All patients undergoing surgery for pheochromocytoma from 1996 to 2015 were retrospectively reviewed to identify those with a preoperative diagnosis of diabetes. Demographic and diabetes-specific data were collected. Median follow-up was 52.1 months.

Results

Overall, 153 patients underwent surgery. Diabetes was seen in 36 (23.4%) patients. Eight patients met the exclusion criteria and were removed from the final analysis, while 22 (78.6%) patients had complete resolution of diabetes. Four patients remained on medication with improved control.

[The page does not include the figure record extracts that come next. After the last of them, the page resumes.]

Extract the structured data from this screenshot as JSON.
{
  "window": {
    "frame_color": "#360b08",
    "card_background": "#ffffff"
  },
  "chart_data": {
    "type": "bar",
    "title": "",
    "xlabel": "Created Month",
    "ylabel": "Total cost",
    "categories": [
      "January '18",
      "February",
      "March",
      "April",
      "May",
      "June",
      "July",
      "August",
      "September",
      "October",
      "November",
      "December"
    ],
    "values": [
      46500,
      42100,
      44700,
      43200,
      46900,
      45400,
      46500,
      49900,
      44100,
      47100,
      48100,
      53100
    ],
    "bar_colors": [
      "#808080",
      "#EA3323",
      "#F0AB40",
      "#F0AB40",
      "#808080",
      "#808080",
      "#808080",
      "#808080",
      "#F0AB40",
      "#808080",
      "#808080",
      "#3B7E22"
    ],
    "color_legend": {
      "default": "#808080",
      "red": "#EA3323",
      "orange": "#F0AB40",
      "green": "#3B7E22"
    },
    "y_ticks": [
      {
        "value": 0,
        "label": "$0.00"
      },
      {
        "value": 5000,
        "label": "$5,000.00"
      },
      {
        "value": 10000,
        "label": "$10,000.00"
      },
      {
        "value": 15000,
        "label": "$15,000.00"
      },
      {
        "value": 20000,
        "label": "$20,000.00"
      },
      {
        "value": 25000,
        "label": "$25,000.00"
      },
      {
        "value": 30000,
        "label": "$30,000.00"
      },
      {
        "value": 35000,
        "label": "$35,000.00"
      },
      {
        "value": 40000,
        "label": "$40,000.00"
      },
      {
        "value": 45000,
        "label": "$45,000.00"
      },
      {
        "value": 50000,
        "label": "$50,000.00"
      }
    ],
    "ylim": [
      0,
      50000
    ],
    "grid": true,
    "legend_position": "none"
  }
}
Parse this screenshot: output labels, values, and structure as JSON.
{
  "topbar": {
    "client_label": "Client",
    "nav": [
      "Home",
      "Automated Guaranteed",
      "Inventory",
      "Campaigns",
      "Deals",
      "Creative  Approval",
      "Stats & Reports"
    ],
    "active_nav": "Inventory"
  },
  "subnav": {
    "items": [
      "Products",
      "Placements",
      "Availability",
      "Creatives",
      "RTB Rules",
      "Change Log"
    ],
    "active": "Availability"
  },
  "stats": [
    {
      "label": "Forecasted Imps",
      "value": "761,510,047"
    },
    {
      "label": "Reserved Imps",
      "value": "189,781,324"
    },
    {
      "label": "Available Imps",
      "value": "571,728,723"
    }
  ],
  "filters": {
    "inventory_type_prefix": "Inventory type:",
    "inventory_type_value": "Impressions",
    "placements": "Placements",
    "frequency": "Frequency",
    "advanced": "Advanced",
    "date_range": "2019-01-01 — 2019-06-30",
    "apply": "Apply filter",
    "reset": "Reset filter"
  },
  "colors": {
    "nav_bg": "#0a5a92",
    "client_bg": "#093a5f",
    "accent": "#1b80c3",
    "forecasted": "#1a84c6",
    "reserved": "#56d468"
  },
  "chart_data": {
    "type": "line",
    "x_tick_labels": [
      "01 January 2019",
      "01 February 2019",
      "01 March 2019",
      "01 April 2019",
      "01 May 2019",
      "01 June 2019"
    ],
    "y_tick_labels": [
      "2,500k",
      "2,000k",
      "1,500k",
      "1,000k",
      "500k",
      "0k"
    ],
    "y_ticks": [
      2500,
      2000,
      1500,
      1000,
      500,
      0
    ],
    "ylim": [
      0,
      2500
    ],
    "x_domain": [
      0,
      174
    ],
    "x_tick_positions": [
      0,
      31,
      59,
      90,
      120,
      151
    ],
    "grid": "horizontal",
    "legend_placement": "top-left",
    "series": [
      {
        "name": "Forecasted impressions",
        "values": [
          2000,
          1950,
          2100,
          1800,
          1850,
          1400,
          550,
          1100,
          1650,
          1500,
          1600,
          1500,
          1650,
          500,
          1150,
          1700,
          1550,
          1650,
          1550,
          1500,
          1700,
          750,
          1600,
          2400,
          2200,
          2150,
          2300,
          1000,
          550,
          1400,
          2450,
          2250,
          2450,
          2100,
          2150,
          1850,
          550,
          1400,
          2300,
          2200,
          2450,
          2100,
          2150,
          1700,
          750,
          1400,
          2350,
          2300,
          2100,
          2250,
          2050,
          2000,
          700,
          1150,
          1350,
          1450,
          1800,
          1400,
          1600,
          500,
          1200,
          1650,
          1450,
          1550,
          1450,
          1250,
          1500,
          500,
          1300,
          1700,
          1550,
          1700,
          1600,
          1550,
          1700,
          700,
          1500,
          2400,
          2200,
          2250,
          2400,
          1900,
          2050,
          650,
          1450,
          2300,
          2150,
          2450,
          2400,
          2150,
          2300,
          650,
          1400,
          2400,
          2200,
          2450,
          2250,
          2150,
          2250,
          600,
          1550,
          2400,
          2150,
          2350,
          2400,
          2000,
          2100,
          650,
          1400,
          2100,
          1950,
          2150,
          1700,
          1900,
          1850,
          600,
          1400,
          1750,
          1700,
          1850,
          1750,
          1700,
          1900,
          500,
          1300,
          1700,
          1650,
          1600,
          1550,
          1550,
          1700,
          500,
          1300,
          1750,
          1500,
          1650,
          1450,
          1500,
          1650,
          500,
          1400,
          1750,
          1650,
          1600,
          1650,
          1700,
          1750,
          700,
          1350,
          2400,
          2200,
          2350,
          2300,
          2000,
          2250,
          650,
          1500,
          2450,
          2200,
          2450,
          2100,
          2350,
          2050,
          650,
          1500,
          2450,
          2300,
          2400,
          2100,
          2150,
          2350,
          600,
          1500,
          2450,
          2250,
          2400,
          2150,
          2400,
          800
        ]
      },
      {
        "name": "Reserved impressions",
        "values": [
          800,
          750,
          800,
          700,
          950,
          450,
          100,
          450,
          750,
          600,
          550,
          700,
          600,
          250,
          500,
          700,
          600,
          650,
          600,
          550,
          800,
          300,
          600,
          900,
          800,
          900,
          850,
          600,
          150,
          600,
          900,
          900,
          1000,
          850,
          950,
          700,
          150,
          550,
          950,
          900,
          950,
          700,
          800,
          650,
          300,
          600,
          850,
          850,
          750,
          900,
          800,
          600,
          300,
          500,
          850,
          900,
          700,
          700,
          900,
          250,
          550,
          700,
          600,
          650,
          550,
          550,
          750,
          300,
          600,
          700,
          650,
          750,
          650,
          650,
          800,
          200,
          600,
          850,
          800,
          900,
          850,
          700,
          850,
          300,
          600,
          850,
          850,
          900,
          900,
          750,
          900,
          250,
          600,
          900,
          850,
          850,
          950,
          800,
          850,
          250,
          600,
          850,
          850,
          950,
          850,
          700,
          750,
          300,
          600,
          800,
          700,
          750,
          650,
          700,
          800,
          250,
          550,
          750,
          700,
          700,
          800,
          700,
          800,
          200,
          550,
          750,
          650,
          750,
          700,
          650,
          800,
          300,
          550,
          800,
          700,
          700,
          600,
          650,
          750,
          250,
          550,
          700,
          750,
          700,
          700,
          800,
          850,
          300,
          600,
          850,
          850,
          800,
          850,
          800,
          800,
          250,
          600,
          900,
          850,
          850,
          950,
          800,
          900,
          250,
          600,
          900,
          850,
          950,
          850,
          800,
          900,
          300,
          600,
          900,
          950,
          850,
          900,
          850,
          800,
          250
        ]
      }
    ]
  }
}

Overall, 93.0% of patients had improvement of their diabetes; two patients did not improve. Patients with large, symptomatic tumors were more likely to develop preoperative diabetes, and diabetes was more likely to persist in patients who had an elevated body mass index (BMI).

Conclusions

Diabetes was found concurrently with pheochromocytoma in 23% of patients, more often in those with large, symptomatic tumors. The majority of patients had long-term resolution of diabetes after successful resection; however, some patients may continue to require treatment of diabetes after operation, especially those with a higher BMI.